Миф исключает внутреннюю «слепоту» человека, в нем обычное зрение преобразуется в видение (прозрение), рождающее идеальные смыслообразы. Поэтому сновидение одновременно оказывается и вместилищем памяти, которая охватывает постижимое прошлое (историю), и запредельным (прапамять), и безотчетным самовыражением творческой энергии (воображение): «В снах не только сегодняшнее — обрывки дневных впечатлений, недосказанное и недодуманное; в снах и вчерашнее — засевшие неизгладимо события жизни и самое важное: кровь, уводящая в пражизнь; но в снах и завтрашнее — что в непрерывном безначальном потоке жизни отмечается как будущее и что открыто через чутье зверям, а человеку предчувствием; в снах дается и познание, и сознание, провидение…»[558] Эта сфера бессознательного творчества потому и не уступала в своем значении объективному миру, что с максимальной точностью позволяла фиксировать самые неуловимые и зачастую неизъяснимые рефлексии: «всякое творчество воспроизводит память; память раскрывается во сне»[559].

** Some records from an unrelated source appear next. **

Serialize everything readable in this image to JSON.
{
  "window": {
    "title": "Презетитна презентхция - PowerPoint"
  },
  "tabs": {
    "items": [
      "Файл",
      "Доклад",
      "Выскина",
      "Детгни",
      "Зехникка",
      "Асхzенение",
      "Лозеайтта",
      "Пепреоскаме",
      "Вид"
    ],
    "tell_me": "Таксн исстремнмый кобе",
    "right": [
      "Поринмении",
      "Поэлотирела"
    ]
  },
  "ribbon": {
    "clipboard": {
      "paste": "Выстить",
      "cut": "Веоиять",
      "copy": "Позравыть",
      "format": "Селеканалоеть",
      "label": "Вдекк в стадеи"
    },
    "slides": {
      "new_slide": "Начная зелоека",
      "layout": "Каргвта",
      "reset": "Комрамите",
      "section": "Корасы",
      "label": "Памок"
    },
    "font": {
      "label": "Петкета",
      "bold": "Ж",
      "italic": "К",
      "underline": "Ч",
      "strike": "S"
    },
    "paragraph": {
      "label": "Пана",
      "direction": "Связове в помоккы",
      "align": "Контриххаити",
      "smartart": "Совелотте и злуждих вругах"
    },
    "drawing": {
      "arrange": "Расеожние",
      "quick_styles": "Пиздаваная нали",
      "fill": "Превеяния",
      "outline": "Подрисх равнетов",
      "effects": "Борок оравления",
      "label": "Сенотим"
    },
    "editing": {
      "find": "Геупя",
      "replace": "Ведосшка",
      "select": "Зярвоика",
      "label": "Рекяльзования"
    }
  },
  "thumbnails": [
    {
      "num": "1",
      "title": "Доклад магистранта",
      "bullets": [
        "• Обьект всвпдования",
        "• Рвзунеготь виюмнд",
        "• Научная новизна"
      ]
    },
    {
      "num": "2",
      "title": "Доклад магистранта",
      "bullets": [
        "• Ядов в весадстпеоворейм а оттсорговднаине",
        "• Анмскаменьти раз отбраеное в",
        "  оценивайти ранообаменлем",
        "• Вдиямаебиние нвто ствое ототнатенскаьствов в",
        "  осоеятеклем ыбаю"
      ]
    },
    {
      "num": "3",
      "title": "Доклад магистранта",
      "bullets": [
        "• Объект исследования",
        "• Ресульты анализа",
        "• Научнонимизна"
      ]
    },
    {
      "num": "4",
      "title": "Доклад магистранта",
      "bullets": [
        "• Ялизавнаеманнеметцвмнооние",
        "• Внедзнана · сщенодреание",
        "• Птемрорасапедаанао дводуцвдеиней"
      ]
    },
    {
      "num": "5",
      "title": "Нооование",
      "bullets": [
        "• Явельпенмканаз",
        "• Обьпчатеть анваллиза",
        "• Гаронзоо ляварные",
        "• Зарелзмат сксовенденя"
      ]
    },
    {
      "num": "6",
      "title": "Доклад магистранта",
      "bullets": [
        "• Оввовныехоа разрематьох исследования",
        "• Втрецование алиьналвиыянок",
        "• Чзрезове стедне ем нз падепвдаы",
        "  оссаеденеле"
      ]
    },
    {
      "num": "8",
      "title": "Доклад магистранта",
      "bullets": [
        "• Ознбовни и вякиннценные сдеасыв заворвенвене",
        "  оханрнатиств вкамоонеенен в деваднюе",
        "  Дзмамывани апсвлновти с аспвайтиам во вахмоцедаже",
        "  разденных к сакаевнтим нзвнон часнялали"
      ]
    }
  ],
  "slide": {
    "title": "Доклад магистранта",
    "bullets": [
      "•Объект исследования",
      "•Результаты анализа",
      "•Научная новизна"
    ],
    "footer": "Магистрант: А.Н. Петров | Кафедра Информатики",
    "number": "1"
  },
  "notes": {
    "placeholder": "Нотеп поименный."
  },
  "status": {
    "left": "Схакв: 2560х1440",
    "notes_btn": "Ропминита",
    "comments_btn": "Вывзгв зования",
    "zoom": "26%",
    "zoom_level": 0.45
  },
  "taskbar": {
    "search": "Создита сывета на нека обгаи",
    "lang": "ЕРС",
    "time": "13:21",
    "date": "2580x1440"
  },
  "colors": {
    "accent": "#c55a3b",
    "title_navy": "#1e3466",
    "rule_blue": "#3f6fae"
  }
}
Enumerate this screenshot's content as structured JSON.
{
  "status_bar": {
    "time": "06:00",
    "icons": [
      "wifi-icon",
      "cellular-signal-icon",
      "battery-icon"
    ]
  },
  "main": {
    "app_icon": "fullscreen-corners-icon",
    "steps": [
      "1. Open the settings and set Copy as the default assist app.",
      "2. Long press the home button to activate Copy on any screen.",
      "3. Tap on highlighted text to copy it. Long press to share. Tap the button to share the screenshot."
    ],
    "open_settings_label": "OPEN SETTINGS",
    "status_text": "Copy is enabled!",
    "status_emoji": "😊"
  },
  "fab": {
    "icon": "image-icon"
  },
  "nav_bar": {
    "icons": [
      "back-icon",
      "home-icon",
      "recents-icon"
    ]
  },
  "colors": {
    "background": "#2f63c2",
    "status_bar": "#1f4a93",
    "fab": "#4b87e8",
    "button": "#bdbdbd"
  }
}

Независимая от человеческой воли область саморазвития мысли превращалась в живую творческую субстанцию, умирающую с пробуждением. Сновидения, соединяя явь и физиологический сон, пребывали на грани осознанной реальности и беспамятства (или забытья), ассоциируемого со смертью. Они существовали как связующее звено между здешней, «привычной» действительностью и мирами, «откуда появляется живая душа и куда уходит оттрудив свой срок»[560]. Человек постоянно совершал в своем сновиденном инобытии увлекательные путешествия, приближался к первоистокам и первообразам жизни: «Сны сами по себе увлекательны, как всякое приключение; а „приключение“ — душа живой жизни: из приключений составляется биография человека и история вообще. Сны как бы прерываются бодрствованием, а на самом деле, проникая бодрствование, непрерывны — нигде не начинаются и не имеют конца или: уходят в глубь веков, к первородному, к самой пуповине бытия — так по Эвклидовой мерке, и в безвременье — по счету сонной многомерности»[561]. Сно-видение у Ремизова стало, таким образом, универсальной формой познания, с максимальной точностью фиксирующей самые неуловимые и зачастую неизъяснимые рефлексии. В освоении мира сновидений он не только, по собственному выражению, «переступал грань» между явью и сном, но и делал этот рубеж невидимым. Традиционно воспринимаемое как пограничная область человеческого бытия, сновидение в творческой интерпретации писателя становилось миром, сливавшимся с явью в «некую абсолютную реальность»[562].